Key terms – Master Data Management – Salesforce Data Architect Theory – Salesforce Certified Data Architect Study Guide

Key terms

The following terms are used a lot in the field of MDM. When dealing with MDM situations as a Salesforce Data Architect, you may come across these.

Harmonizing data

Data harmonization is the practice of taking data from multiple sources and processing it (often through machine learning and automation) into a standard, accurate, and comprehensive format, meaning anyone interacting with the data can do so in the same way (utilizing a common data language) . For example, calling a product a Stock Keeping Unit (SKU) instead of a product code internally and a product externally.

Consolidating data

As the name would suggest, data consolidation is the practice of bringing together and consolidating data from several data sources into a centrally managed data master or hub. It should be noted that this is slightly different from the golden record, as that refers to the surfacing of information, whereas data consolidation refers to the actual management of consolidated data (although it is perfectly acceptable to surface golden records from the MDM data hub).

Data survivorship

Data survivorship is concerned with what happens to data that is identified as a duplicate across the

IT enterprise. Typically, data record survivorship can be categorized as follows:

  • A survival-of-the-fittest approach: The record deemed most suitable is taken as the one to use.
  • Forming a golden record: The suitably identified pieces of data (as determined by business rules on data quality) are brought together to form a single source of truth.
  • Context-aware survivorship: Duplicate data records aren’t actually altered, in that they aren’t merged into other records, archived, or deleted. This is typically used in enterprises that need to form different views of data (think different golden records depending on the context in which data is being viewed or interacted with). As you would expect, this approach involves an extra layer of data management and, therefore, may have performance concerns associated with it.

Thresholds and weights

When matching data, weights are the values given to data records, and thresholds are what determine the action to be taken on those records. For example, a threshold may cause two records to automatically be linked, or flag two records for manual intervention. Weights are what calculate the matching score that feeds into the thresholds. For example, a matched email address, postcode, and surname would give a higher score than matching two records purely on a first name, as these may be common across the data set. Our high-weighted record match may feed into a threshold that automatically links the records together.

Canonical modeling

A canonical data model is a way of modeling data in its simplest form. Typically, this is used in a middleware scenario whereby data is modeled differently in source systems. A canonical data model can be used as a common format from which system-specific data models can be generated or fed into.

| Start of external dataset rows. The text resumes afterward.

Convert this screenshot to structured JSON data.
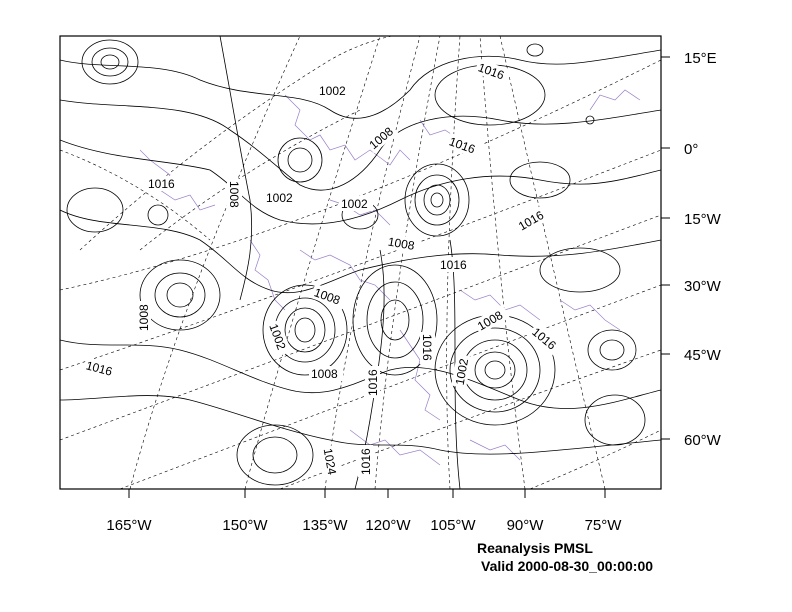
{
  "title": "Reanalysis PMSL",
  "valid_time": "Valid 2000-08-30_00:00:00",
  "colors": {
    "contour": "#000000",
    "coastline": "#9b7fc8",
    "graticule": "#000000"
  },
  "right_axis_labels": [
    "15°E",
    "0°",
    "15°W",
    "30°W",
    "45°W",
    "60°W"
  ],
  "bottom_axis_labels": [
    "165°W",
    "150°W",
    "135°W",
    "120°W",
    "105°W",
    "90°W",
    "75°W"
  ],
  "contour_labels": [
    "1002",
    "1008",
    "1016",
    "1016",
    "1008",
    "1002",
    "1002",
    "1016",
    "1008",
    "1016",
    "1016",
    "1008",
    "1008",
    "1002",
    "1008",
    "1016",
    "1016",
    "1008",
    "1016",
    "1002",
    "1016",
    "1024",
    "1016"
  ]
}
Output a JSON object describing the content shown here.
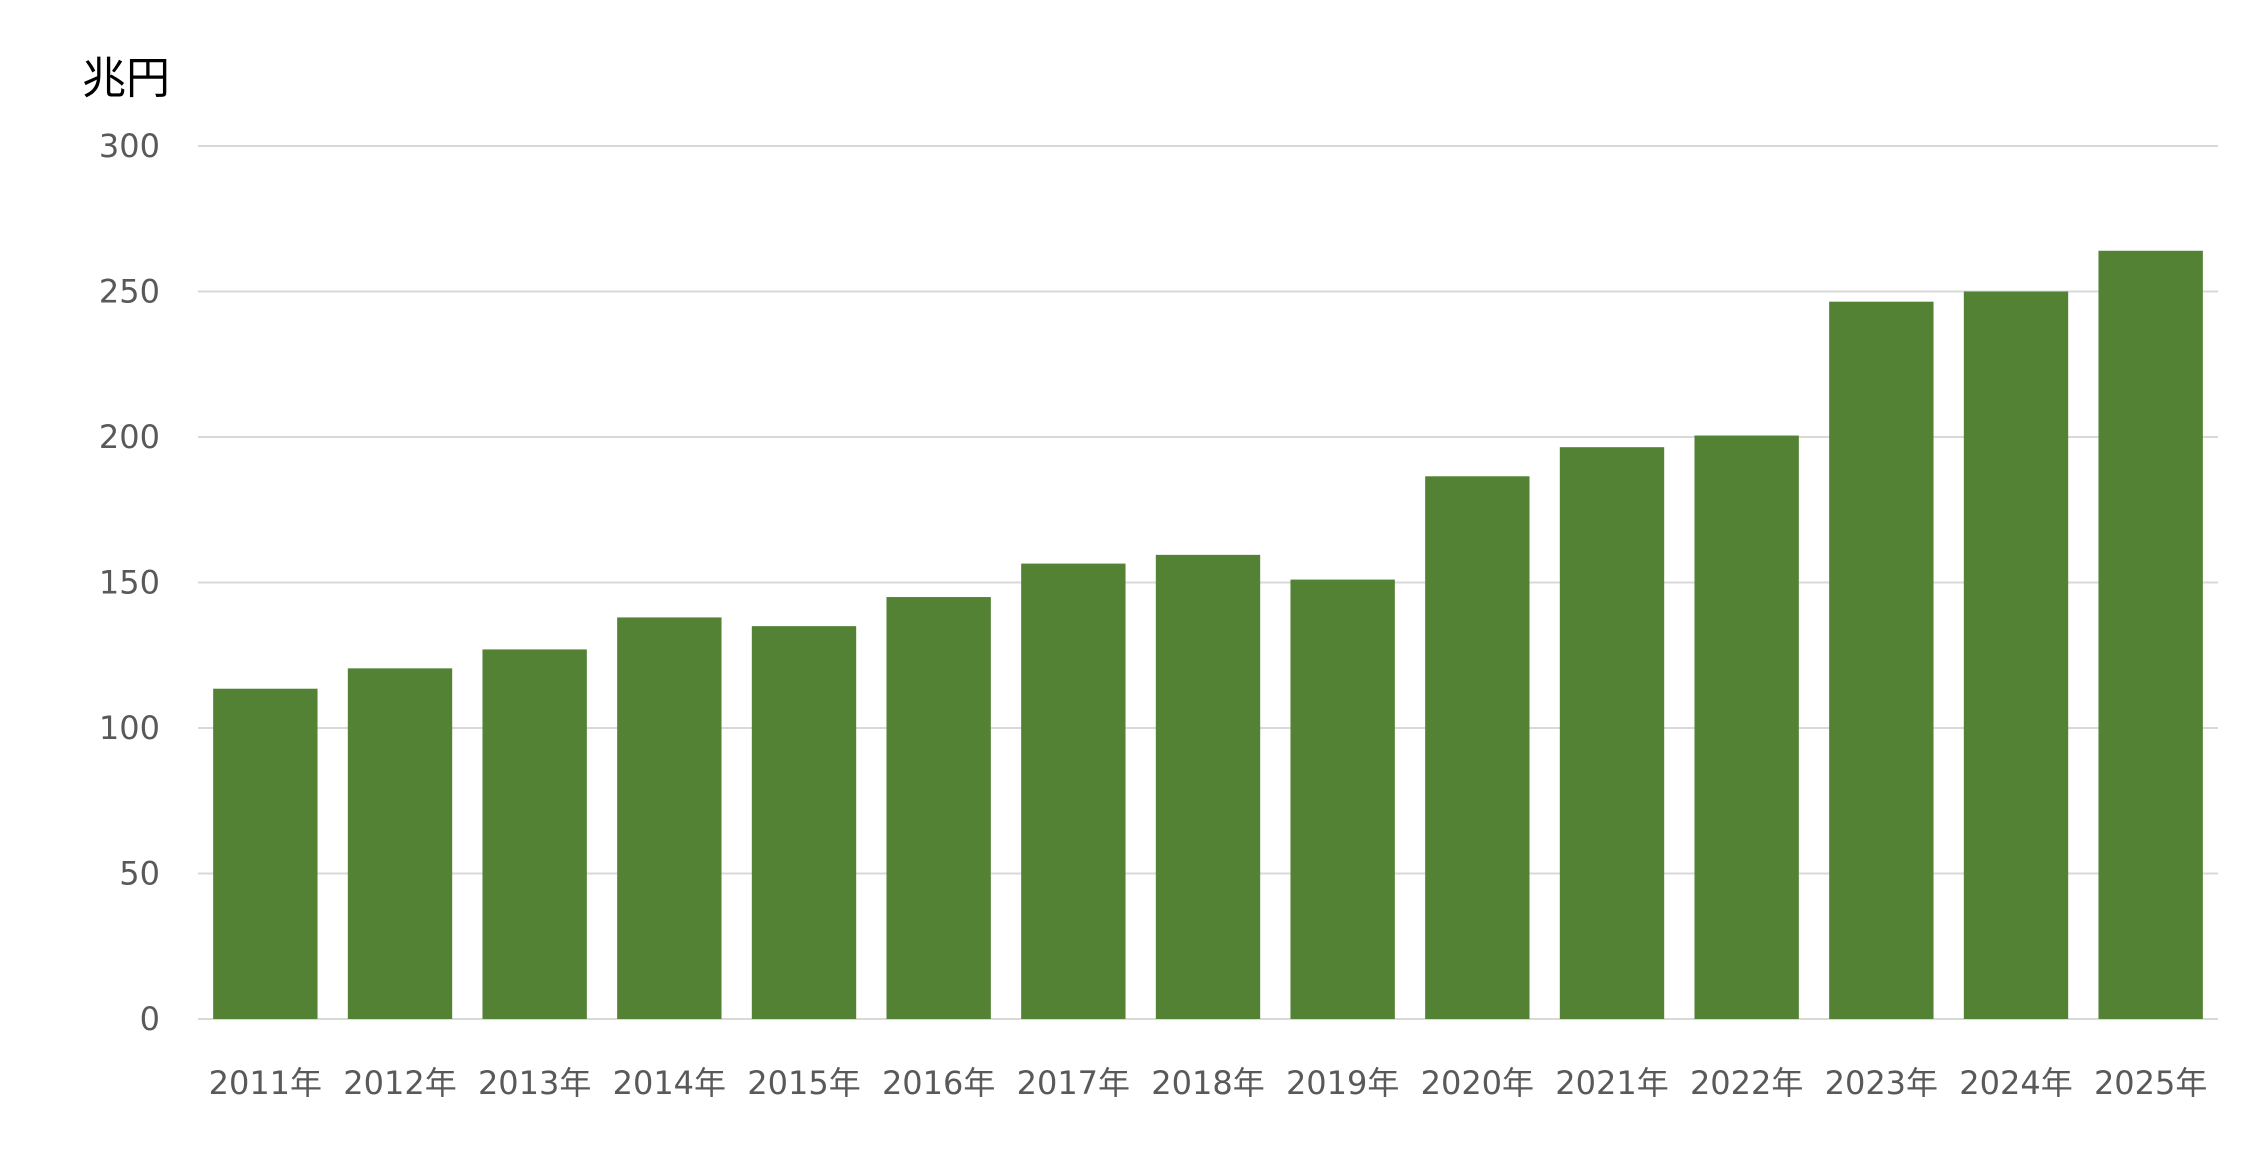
{
  "chart_data": {
    "type": "bar",
    "ylabel": "兆円",
    "categories": [
      "2011年",
      "2012年",
      "2013年",
      "2014年",
      "2015年",
      "2016年",
      "2017年",
      "2018年",
      "2019年",
      "2020年",
      "2021年",
      "2022年",
      "2023年",
      "2024年",
      "2025年"
    ],
    "series": [
      {
        "values": [
          113.5,
          120.5,
          127,
          138,
          135,
          145,
          156.5,
          159.5,
          151,
          186.5,
          196.5,
          200.5,
          246.5,
          250,
          264
        ]
      }
    ],
    "ylim": [
      0,
      300
    ],
    "yticks": [
      0,
      50,
      100,
      150,
      200,
      250,
      300
    ],
    "grid": true,
    "legend": "none",
    "colors": {
      "bar": "#548235",
      "grid": "#d9d9d9",
      "axis": "#d9d9d9",
      "tick_text": "#595959",
      "unit_text": "#000000"
    }
  }
}
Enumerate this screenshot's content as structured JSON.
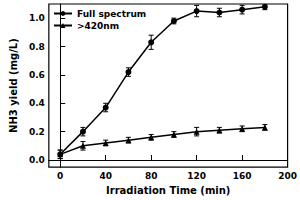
{
  "chart_data": {
    "type": "line",
    "x_label": "Irradiation Time (min)",
    "y_label": "NH3 yield (mg/L)",
    "xlim": [
      -10,
      200
    ],
    "xticks": [
      0,
      40,
      80,
      120,
      160,
      200
    ],
    "ylim": [
      -0.05,
      1.1
    ],
    "yticks": [
      {
        "value": 0,
        "label": "0.0"
      },
      {
        "value": 0.2,
        "label": "0.2"
      },
      {
        "value": 0.4,
        "label": "0.4"
      },
      {
        "value": 0.6,
        "label": "0.6"
      },
      {
        "value": 0.8,
        "label": "0.8"
      },
      {
        "value": 1.0,
        "label": "1.0"
      }
    ],
    "grid": false,
    "legend": "upper left",
    "x": [
      0,
      20,
      40,
      60,
      80,
      100,
      120,
      140,
      160,
      180
    ],
    "series": [
      {
        "name": "Full spectrum",
        "color": "#000000",
        "marker": "circle",
        "values": [
          0.04,
          0.2,
          0.37,
          0.62,
          0.83,
          0.98,
          1.05,
          1.04,
          1.06,
          1.08
        ],
        "errors": [
          0.03,
          0.03,
          0.03,
          0.03,
          0.05,
          0.02,
          0.04,
          0.03,
          0.03,
          0.02
        ]
      },
      {
        "name": ">420nm",
        "color": "#000000",
        "marker": "triangle",
        "values": [
          0.04,
          0.1,
          0.12,
          0.14,
          0.16,
          0.18,
          0.2,
          0.21,
          0.22,
          0.23
        ],
        "errors": [
          0.03,
          0.03,
          0.02,
          0.02,
          0.02,
          0.02,
          0.03,
          0.02,
          0.02,
          0.02
        ]
      }
    ]
  }
}
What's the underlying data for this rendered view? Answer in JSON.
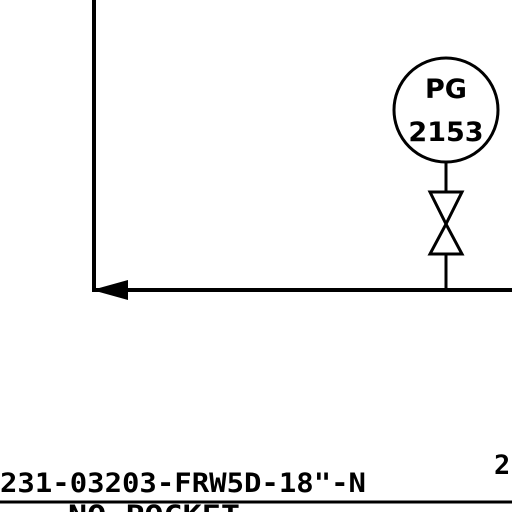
{
  "instrument": {
    "type_code": "PG",
    "number": "2153"
  },
  "line_labels": {
    "main": "231-03203-FRW5D-18\"-N",
    "right_partial": "2",
    "below_partial": "NO POCKET"
  }
}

An example of a canonical data example would be for a customer master (Salesforce) and a new contact requiring creation in two different connected systems through a middleware layer. Because the two source systems represent contacts in different formats, the middleware would take the Salesforce contact and convert it into a canonical (or simplest) format, from which a transformation can be done to the system-specific format for each source system requiring interaction to create the contact. New connected systems can immediately take advantage of this modeling logic.